Exponential View

Exponential View

🔥 We checked. Again. Still no bubble.

A customer-led boom with a few fraying edges.

Azeem Azhar and Nathan Warren
Jun 01, 2026
∙ Paid

The verdict hasn’t changed. This is an AI boom, not a bubble. What has changed is the sheer scale.

Since we first ran this analysis in September last year, a lot has changed. Some 170 AI models have been released. The best now handle tasks four times as long as last year’s top performer. Usage has responded; quarterly token consumption has tripled.

The money has followed. The NASDAQ is up 20%; quarterly capex commitments have jumped 43% to $158 billion; and AI sector revenues have nearly doubled to $25 billion in Q1 of this year.

We’ve reviewed the data against our five empirical indicators, derived from analyzing 300 years of investment booms and busts. In our model, two indicators turning red indicate bubble conditions. Only one of these indicators is in the red; the rest range from green to amber.

Here is what these biomarkers show—and what it would take to change our minds.

Economic strain

For economic strain, we look at the total capex into AI, which is predominantly in building out the data centers and power connectors, the chips and cooling, and other things that go in them. Here, we consider the US portion of that divided by US GDP.

Capex has risen dramatically since September 2025, from $110 billion to $157.7 billion per quarter. Neoclouds are now contributing meaningfully to this number, with their share of total capex rising from 12% to 18%.

This rise in capex has led to economic strain exceeding 1% of US GDP, marking the first time it has entered the amber zone. AI capex now matches the scale of the late-1990s telecom build-out at its peak. Goldman Sachs estimates that aggregate AI capex will approach $1 trillion dollars in 2027. If we assume about 70% of that is in the US, this would be the indicator into the red zone towards the end of 2027.

An important note on our methodology: we used trailing twelve-month numbers for both Capex and GDP to measure economic strain. When capex rises so quickly, this may attenuate the indicator. On a quarterly basis, it actually doesn’t change the prognosis much. Economic strain remains in the amber, closer to green for this quarter.

Industry Strain

Industry strain assesses whether the industry can afford the investments it’s making. Investments always come ahead of revenue, but speculative build-outs that predate real revenues, as seen in the telecoms and dotcom bubbles, are deeply problematic.

Quarterly revenues have roughly quintupled year on year: OpenAI from $1.7 billion to $6 billion, and Anthropic from $400 million to $4.8 billion. Based on our own bottom-up tracking of deduplicated sector revenue, we now put the figure at $25 billion a quarter, up from $13 billion in September.

One note on that number. Since the first piece, we’ve refined how we calculate sector revenue, moving to a more nuanced value-added approach that reduces double-counting across the cloud, model-lab, and application layers. Our original September figure for Q3 2025 was $25 billion; under the new method, that same quarter comes out at $13 billion.

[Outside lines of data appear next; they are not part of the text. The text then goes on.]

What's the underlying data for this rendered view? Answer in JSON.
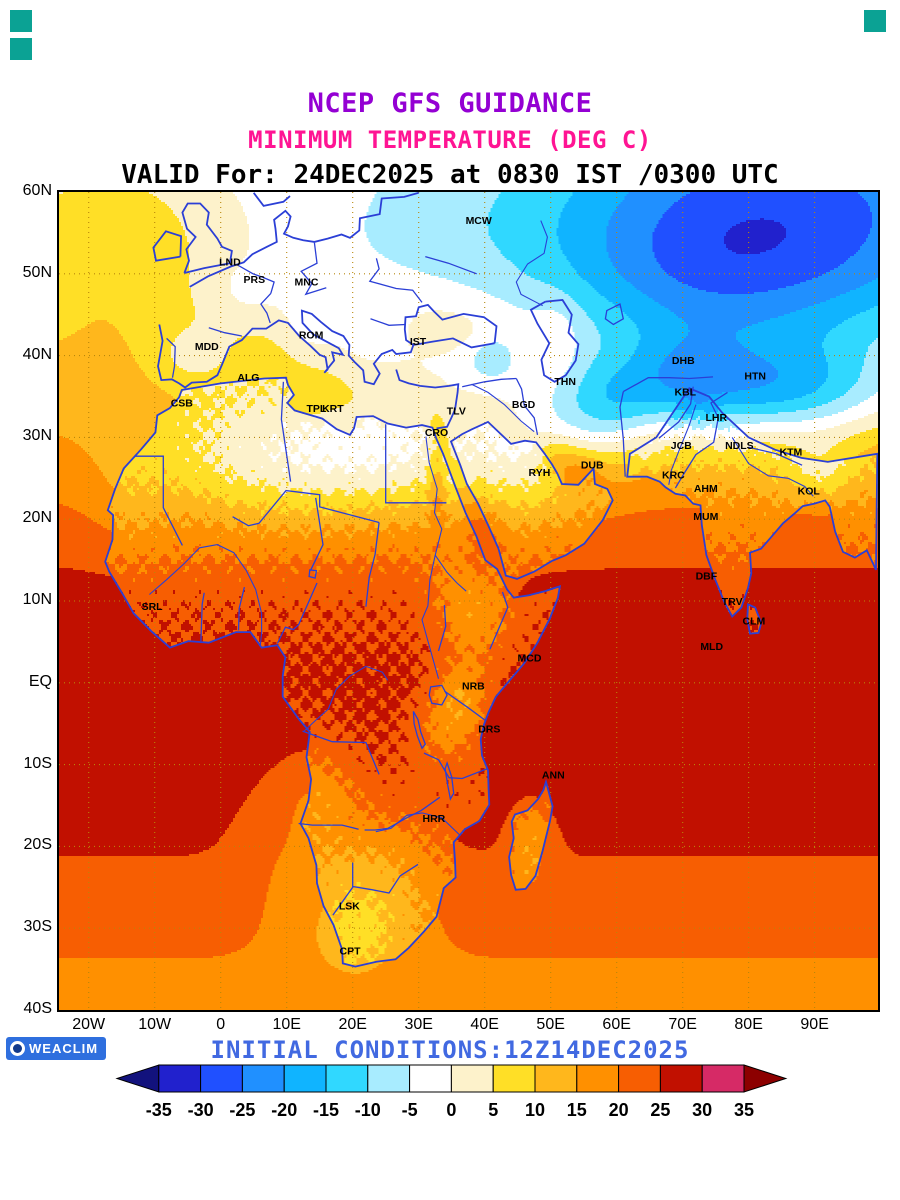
{
  "decor": {
    "corner_square_color": "#0ba294",
    "logo_bg": "#2f6fde"
  },
  "titles": {
    "line1": "NCEP GFS GUIDANCE",
    "line2": "MINIMUM TEMPERATURE (DEG C)",
    "line3": "VALID For: 24DEC2025 at 0830 IST /0300 UTC",
    "line1_color": "#9400d3",
    "line2_color": "#ff1493",
    "line3_color": "#000000"
  },
  "footer": {
    "initial_conditions": "INITIAL CONDITIONS:12Z14DEC2025",
    "initial_conditions_color": "#4169e1",
    "logo_label": "WEACLIM"
  },
  "axes": {
    "lat_ticks": [
      {
        "label": "60N",
        "value": 60
      },
      {
        "label": "50N",
        "value": 50
      },
      {
        "label": "40N",
        "value": 40
      },
      {
        "label": "30N",
        "value": 30
      },
      {
        "label": "20N",
        "value": 20
      },
      {
        "label": "10N",
        "value": 10
      },
      {
        "label": "EQ",
        "value": 0
      },
      {
        "label": "10S",
        "value": -10
      },
      {
        "label": "20S",
        "value": -20
      },
      {
        "label": "30S",
        "value": -30
      },
      {
        "label": "40S",
        "value": -40
      }
    ],
    "lon_ticks": [
      {
        "label": "20W",
        "value": -20
      },
      {
        "label": "10W",
        "value": -10
      },
      {
        "label": "0",
        "value": 0
      },
      {
        "label": "10E",
        "value": 10
      },
      {
        "label": "20E",
        "value": 20
      },
      {
        "label": "30E",
        "value": 30
      },
      {
        "label": "40E",
        "value": 40
      },
      {
        "label": "50E",
        "value": 50
      },
      {
        "label": "60E",
        "value": 60
      },
      {
        "label": "70E",
        "value": 70
      },
      {
        "label": "80E",
        "value": 80
      },
      {
        "label": "90E",
        "value": 90
      }
    ]
  },
  "cities": [
    {
      "label": "MCW",
      "lon": 39.1,
      "lat": 56.1
    },
    {
      "label": "LND",
      "lon": 1.4,
      "lat": 51.0
    },
    {
      "label": "PRS",
      "lon": 5.1,
      "lat": 48.9
    },
    {
      "label": "MNC",
      "lon": 13.0,
      "lat": 48.6
    },
    {
      "label": "ROM",
      "lon": 13.7,
      "lat": 42.1
    },
    {
      "label": "IST",
      "lon": 29.9,
      "lat": 41.3
    },
    {
      "label": "MDD",
      "lon": -2.1,
      "lat": 40.7
    },
    {
      "label": "ALG",
      "lon": 4.2,
      "lat": 36.9
    },
    {
      "label": "THN",
      "lon": 52.2,
      "lat": 36.4
    },
    {
      "label": "CSB",
      "lon": -5.9,
      "lat": 33.8
    },
    {
      "label": "TPL",
      "lon": 14.5,
      "lat": 33.1
    },
    {
      "label": "KRT",
      "lon": 17.0,
      "lat": 33.1
    },
    {
      "label": "TLV",
      "lon": 35.7,
      "lat": 32.8
    },
    {
      "label": "BGD",
      "lon": 45.9,
      "lat": 33.6
    },
    {
      "label": "DHB",
      "lon": 70.1,
      "lat": 39.0
    },
    {
      "label": "HTN",
      "lon": 81.0,
      "lat": 37.1
    },
    {
      "label": "KBL",
      "lon": 70.4,
      "lat": 35.1
    },
    {
      "label": "LHR",
      "lon": 75.1,
      "lat": 32.0
    },
    {
      "label": "CRO",
      "lon": 32.7,
      "lat": 30.2
    },
    {
      "label": "JCB",
      "lon": 69.8,
      "lat": 28.6
    },
    {
      "label": "NDLS",
      "lon": 78.6,
      "lat": 28.6
    },
    {
      "label": "KTM",
      "lon": 86.4,
      "lat": 27.8
    },
    {
      "label": "KRC",
      "lon": 68.6,
      "lat": 25.0
    },
    {
      "label": "RYH",
      "lon": 48.3,
      "lat": 25.3
    },
    {
      "label": "DUB",
      "lon": 56.3,
      "lat": 26.2
    },
    {
      "label": "AHM",
      "lon": 73.5,
      "lat": 23.3
    },
    {
      "label": "KOL",
      "lon": 89.1,
      "lat": 23.0
    },
    {
      "label": "MUM",
      "lon": 73.5,
      "lat": 19.9
    },
    {
      "label": "DBF",
      "lon": 73.6,
      "lat": 12.6
    },
    {
      "label": "TRV",
      "lon": 77.5,
      "lat": 9.5
    },
    {
      "label": "CLM",
      "lon": 80.8,
      "lat": 7.1
    },
    {
      "label": "MLD",
      "lon": 74.4,
      "lat": 4.0
    },
    {
      "label": "SRL",
      "lon": -10.4,
      "lat": 8.9
    },
    {
      "label": "MCD",
      "lon": 46.8,
      "lat": 2.6
    },
    {
      "label": "NRB",
      "lon": 38.3,
      "lat": -0.8
    },
    {
      "label": "DRS",
      "lon": 40.7,
      "lat": -6.1
    },
    {
      "label": "ANN",
      "lon": 50.4,
      "lat": -11.7
    },
    {
      "label": "HRR",
      "lon": 32.3,
      "lat": -17.0
    },
    {
      "label": "LSK",
      "lon": 19.5,
      "lat": -27.7
    },
    {
      "label": "CPT",
      "lon": 19.6,
      "lat": -33.2
    }
  ],
  "chart_data": {
    "type": "heatmap",
    "title": "NCEP GFS GUIDANCE - MINIMUM TEMPERATURE (DEG C)",
    "valid": "24DEC2025 at 0830 IST /0300 UTC",
    "init": "12Z14DEC2025",
    "units": "DEG C",
    "lon_range": [
      -24.5,
      99.6
    ],
    "lat_range": [
      -40,
      60
    ],
    "grid_step_deg": 10,
    "map_line_color": "#2b3fd6",
    "grid_line_color": "#b8860b",
    "colorbar": {
      "tick_labels": [
        "-35",
        "-30",
        "-25",
        "-20",
        "-15",
        "-10",
        "-5",
        "0",
        "5",
        "10",
        "15",
        "20",
        "25",
        "30",
        "35"
      ],
      "colors": [
        "#12127d",
        "#2121cd",
        "#2050ff",
        "#2090ff",
        "#10b4ff",
        "#30d8ff",
        "#a8ecff",
        "#ffffff",
        "#fdf2cb",
        "#ffdf26",
        "#ffb71c",
        "#ff9000",
        "#f75e02",
        "#c11000",
        "#d62a66",
        "#8c0000"
      ],
      "border_color": "#000000"
    },
    "field_approximation": {
      "base_profile": [
        [
          60,
          -2
        ],
        [
          50,
          2
        ],
        [
          40,
          8
        ],
        [
          30,
          14
        ],
        [
          20,
          20
        ],
        [
          10,
          26
        ],
        [
          0,
          28
        ],
        [
          -10,
          27
        ],
        [
          -20,
          24
        ],
        [
          -30,
          20
        ],
        [
          -40,
          16
        ]
      ],
      "anomalies": [
        [
          88,
          55,
          26,
          12,
          -27
        ],
        [
          70,
          48,
          16,
          9,
          -10
        ],
        [
          84,
          35.5,
          13,
          4.2,
          -20
        ],
        [
          70,
          37,
          6,
          4,
          -10
        ],
        [
          60,
          34,
          5,
          4,
          -8
        ],
        [
          35,
          54,
          16,
          7,
          -5
        ],
        [
          14,
          50,
          14,
          6,
          -3
        ],
        [
          8,
          27,
          13,
          5.5,
          -11
        ],
        [
          26,
          28,
          10,
          5,
          -9
        ],
        [
          44,
          26,
          8,
          5,
          -9
        ],
        [
          54,
          33,
          7,
          5,
          -12
        ],
        [
          36,
          38,
          8,
          4,
          -8
        ],
        [
          41,
          39.5,
          2.5,
          2,
          -6
        ],
        [
          -4,
          40,
          4,
          2.5,
          -7
        ],
        [
          3,
          47,
          5,
          3,
          -4
        ],
        [
          13,
          43,
          3,
          3,
          -5
        ],
        [
          22,
          42,
          5,
          3.5,
          -7
        ],
        [
          38.5,
          9,
          4,
          4.5,
          -9
        ],
        [
          36.8,
          -1.5,
          3,
          3,
          -8
        ],
        [
          34,
          -6,
          3.5,
          3.5,
          -6
        ],
        [
          22,
          -25,
          7,
          6,
          -8
        ],
        [
          20,
          -31.5,
          5,
          3.5,
          -5
        ],
        [
          15,
          -13,
          4,
          4,
          -5
        ],
        [
          47,
          -20,
          2.5,
          4.5,
          -6
        ],
        [
          91,
          26,
          4,
          2.5,
          -8
        ],
        [
          9,
          -18,
          5,
          8,
          -4
        ],
        [
          -14,
          23,
          4,
          6,
          -3
        ],
        [
          -17,
          55,
          11,
          8,
          8
        ],
        [
          39.5,
          17,
          2.5,
          5,
          5
        ],
        [
          51,
          27.5,
          2.5,
          2,
          7
        ],
        [
          55,
          25.8,
          2.5,
          2,
          7
        ],
        [
          32.8,
          25.5,
          1.0,
          4.5,
          8
        ],
        [
          34,
          43,
          4,
          1.8,
          4
        ],
        [
          51,
          42,
          2.5,
          4,
          4
        ]
      ],
      "land_adjust": -2,
      "sea_adjust": 1.5,
      "noise_amp": 1.7
    }
  }
}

This keeps industry strain in the red for now. But if revenue growth holds on trend – and capex forecasts don’t revise upward – it should exit the red by the end of the year.

Revenue Momentum

Growing revenues address industry strain. Ultimately, if real customer revenues accelerate fast enough, they will pay for the investments being made. We measure this through doubling time: how long it takes revenue to double.

As a market matures, you’d expect revenue growth to slow, and that was our assumption in both the original September work and the early-2026 update. We forecast a deceleration. That isn’t what happened.

Revenue growth has actually accelerated, particularly by Anthropic at the turn of the year, surprising us, analysts, and even Dario Amodei.

“We tried to plan very well for a world of 10x growth per year. And yet we saw 80x. And so that is the reason we have had difficulties with compute.”

Rather than worsening as we expected, the indicator improved and is now well into the green, with revenue doubling every 0.73 years. Even if revenue growth for the rest of the year drops by 75 percentage points, this indicator would still sit in the green going into 2027.